Compared to other VR games, Khora’s game is specifically designed for hospital settings. Instead of using headphones and closed-door immersive experience, the game’s audio is played out loud. It allows the clinicians, nurses, and caregivers to hear what is happening inside the game. It also allows them to interact with the child and vice versa, so that the communication between parties remains intact. The child can control the game with only one hand, while the other hand rests calmly for the nurse to use for a blood sample or intravenous administration.

"The game has also been adjusted to hospital situations. For example, none of the action in the game goes on behind the child. This prevents the child from fidgeting or turning to look backwards. We've incorporated elements such as starfish on the screen edges and ships sailing past, so there's something to talk about with the child during a procedure,” explained Thomas Saaby Noer, Head of Healthcare at Khora.

The extra elements available in the game can also be used in conversations between parties, in case the child does not want to play. Also, the game does not consist of any elements that can scare the child, which prevents the feeling of nausea during the procedure.

"We've already tested the game on several children, and they've all been excited about the game and the method. Some of the children are already looking forward to their next hospital visit and to playing the game again," said Soren Walther Larsen, facilitator of the project from the Pediatric Pain Knowledge Center at Rigshospitalet.

The positive results from testing were due to the three important conditions – conversational topic, distraction, and entertainment – which were targeted by game. These conditions prevented the child from feeling bored, irate or anxious in the hospital. And the interaction between parties enabled the child to be distracted further, up to the point they would not feel that the procedure has been completed.

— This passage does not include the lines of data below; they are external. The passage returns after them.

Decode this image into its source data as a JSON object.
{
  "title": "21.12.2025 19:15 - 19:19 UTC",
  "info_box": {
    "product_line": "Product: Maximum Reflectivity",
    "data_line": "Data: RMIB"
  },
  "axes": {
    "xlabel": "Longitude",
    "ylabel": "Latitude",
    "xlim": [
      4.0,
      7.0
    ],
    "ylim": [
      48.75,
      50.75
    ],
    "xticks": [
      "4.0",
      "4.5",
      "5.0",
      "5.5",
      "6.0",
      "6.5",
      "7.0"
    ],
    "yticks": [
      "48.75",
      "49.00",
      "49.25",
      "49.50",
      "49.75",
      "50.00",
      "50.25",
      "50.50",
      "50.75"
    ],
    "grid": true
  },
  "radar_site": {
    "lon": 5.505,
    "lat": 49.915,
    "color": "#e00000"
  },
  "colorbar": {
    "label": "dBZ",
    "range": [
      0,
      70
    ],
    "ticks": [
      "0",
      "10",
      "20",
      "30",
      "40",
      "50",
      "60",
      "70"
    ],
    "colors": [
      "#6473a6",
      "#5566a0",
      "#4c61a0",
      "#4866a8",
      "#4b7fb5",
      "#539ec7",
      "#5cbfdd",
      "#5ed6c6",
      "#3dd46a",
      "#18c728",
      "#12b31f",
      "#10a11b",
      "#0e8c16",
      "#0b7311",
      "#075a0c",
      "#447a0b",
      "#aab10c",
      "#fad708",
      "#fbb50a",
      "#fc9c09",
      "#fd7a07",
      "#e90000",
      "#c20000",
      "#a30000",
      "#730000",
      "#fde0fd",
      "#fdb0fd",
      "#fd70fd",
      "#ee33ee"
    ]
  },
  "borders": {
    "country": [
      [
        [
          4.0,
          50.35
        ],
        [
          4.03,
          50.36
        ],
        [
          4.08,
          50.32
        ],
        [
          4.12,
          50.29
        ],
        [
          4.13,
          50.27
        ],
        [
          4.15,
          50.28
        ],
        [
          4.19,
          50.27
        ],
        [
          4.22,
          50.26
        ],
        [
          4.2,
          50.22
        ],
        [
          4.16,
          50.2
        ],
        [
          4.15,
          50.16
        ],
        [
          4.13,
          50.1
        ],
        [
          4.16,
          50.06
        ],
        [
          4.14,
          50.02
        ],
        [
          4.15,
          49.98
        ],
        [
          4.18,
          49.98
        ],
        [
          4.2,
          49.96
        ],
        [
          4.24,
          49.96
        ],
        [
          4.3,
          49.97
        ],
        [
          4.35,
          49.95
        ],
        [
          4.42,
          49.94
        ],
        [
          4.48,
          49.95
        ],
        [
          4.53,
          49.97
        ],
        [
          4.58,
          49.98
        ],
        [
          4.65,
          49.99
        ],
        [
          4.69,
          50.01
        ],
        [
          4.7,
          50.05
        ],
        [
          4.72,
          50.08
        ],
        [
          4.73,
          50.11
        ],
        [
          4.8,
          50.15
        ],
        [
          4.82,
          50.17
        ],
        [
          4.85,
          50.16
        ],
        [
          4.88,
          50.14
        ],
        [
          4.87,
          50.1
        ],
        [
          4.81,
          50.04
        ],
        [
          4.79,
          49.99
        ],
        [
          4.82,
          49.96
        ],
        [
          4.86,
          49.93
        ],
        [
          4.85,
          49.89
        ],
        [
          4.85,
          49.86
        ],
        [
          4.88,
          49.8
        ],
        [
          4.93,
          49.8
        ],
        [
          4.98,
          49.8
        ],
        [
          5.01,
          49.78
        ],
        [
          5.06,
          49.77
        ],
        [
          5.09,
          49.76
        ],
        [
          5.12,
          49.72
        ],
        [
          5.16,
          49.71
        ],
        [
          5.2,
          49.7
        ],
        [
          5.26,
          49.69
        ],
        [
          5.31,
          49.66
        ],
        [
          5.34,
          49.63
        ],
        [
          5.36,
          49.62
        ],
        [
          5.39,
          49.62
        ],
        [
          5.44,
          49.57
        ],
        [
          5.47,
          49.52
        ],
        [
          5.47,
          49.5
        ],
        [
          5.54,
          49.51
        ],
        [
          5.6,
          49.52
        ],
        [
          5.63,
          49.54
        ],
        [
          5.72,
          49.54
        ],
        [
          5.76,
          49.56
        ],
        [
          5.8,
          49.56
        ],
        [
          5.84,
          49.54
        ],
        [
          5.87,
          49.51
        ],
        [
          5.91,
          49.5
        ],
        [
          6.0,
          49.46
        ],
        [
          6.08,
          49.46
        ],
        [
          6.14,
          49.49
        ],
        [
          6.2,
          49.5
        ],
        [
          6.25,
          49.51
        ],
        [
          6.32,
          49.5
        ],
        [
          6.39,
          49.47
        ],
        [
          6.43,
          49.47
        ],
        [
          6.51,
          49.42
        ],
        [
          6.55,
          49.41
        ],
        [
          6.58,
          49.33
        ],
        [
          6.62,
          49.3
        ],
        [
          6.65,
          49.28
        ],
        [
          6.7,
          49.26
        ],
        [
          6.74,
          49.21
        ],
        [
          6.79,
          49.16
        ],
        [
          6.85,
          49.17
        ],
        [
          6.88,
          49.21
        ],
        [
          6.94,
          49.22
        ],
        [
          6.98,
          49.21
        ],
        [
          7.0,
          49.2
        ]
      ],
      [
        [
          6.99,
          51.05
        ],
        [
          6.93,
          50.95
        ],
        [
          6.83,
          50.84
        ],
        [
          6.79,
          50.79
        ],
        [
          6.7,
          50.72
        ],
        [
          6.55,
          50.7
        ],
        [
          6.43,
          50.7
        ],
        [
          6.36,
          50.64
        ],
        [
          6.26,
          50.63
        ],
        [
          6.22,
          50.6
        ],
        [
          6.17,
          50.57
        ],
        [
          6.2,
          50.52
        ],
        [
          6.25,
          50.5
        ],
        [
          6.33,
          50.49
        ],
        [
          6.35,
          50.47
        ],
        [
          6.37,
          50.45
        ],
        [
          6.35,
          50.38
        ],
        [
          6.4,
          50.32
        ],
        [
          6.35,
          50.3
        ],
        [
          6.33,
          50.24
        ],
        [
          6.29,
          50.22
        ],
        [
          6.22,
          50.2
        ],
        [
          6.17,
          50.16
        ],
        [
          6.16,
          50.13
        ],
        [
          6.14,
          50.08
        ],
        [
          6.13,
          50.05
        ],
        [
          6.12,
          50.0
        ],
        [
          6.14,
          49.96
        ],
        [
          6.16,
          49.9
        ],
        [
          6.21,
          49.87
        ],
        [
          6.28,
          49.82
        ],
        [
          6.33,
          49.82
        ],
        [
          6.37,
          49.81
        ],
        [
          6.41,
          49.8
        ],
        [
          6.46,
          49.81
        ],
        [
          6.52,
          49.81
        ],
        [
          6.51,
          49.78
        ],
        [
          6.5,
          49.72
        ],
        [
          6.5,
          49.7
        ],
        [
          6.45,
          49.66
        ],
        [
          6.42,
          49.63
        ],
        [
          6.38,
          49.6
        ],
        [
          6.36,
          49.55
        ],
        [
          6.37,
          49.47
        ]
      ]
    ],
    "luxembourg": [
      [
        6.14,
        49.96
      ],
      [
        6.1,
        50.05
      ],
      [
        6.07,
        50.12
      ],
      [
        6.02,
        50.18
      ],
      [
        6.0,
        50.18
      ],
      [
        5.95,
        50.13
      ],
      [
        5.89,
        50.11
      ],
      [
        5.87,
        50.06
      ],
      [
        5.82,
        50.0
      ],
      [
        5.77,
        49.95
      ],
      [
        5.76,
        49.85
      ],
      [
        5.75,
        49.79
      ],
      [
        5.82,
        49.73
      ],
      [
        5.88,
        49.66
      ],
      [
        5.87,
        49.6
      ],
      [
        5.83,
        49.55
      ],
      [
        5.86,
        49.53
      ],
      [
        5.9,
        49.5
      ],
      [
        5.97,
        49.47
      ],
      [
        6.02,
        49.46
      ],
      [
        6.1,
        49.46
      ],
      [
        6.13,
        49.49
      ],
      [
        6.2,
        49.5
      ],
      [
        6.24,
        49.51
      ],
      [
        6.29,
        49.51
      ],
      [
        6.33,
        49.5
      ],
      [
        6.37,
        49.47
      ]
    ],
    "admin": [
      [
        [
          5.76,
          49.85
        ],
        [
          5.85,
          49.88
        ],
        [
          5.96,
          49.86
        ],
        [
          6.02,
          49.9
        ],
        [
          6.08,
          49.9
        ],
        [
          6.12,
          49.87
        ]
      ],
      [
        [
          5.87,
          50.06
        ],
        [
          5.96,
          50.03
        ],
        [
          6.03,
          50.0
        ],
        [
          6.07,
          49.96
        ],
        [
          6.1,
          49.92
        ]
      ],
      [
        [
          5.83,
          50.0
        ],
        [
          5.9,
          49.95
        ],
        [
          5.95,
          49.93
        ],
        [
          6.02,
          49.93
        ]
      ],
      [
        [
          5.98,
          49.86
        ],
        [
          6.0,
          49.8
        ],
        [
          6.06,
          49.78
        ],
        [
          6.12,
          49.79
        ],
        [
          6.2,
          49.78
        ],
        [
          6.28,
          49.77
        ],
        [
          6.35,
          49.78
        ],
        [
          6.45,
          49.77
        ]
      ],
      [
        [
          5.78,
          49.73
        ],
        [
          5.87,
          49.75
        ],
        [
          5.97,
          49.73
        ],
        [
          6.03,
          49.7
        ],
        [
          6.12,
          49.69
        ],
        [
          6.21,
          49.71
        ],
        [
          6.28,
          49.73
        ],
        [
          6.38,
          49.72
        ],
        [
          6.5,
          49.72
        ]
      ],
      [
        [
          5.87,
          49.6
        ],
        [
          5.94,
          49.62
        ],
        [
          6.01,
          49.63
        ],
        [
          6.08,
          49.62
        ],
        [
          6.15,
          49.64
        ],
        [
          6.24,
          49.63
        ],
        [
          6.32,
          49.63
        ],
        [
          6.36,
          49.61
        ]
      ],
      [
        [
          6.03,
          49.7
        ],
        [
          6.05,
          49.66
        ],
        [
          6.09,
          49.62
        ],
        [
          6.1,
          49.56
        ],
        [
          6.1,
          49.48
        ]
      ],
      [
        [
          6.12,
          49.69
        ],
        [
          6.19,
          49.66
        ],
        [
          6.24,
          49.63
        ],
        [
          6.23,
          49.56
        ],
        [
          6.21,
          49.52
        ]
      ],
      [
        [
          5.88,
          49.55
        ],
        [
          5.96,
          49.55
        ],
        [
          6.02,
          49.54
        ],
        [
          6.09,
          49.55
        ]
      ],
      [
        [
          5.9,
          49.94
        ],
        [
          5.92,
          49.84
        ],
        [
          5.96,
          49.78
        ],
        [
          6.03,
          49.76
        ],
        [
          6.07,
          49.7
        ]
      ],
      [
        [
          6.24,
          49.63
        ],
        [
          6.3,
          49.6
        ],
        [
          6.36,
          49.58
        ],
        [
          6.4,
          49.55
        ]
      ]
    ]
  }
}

Although the VR game is designed for children between 5 and 12 years of age, some children who are already 14 years old wanted to try it. The game is currently in use at the Pediatric Pain Knowledge Center, where the staff is pleased with the solution. The developers are planning to conduct a study in two different groups to determine if the game is better or worse or the same when compared to other methods of distraction.

Other VR Techs Used to Distract Children in Hospitals

 

 

Martin Novak via Shutterstock

 

Virtual reality has been proven to significantly reduce stress levels among children. According to Veronica Tuss, a child life specialist at Lucile Packard Children’s Hospital Stanford, the tech often puts a child into an engaging and very distracting activity.

In 2015, the co-founders of Packard Children’s Childhood Anxiety Reduction through Innovation and Technology, Dr. Sam Rodriguez and Dr. Thomas Caruso, led the release of the Bedside Entertainment and Relaxation Theater. The BERT system can project videos on a large screen attached to the patient’s gurneys. It distracts the patients from worries by capturing their attention with movies and music videos while traveling to the operating room.

In 2017, CHARIOT launched Sevo the Dragon, an interactive video game compatible with the BERT screen. The video game distracts the patient while the anesthesia is administered through a breathing mask.

The co-founders of CHARIOT also launched the Spaceburgers game with the help of Juno VR. The game allows children to relax by listening to music as they fly in space while zapping objects.

"Now, when patients get a shot while they are wearing VR goggles, they are reporting only limited levels of pain, if any," Dr. Caruso said.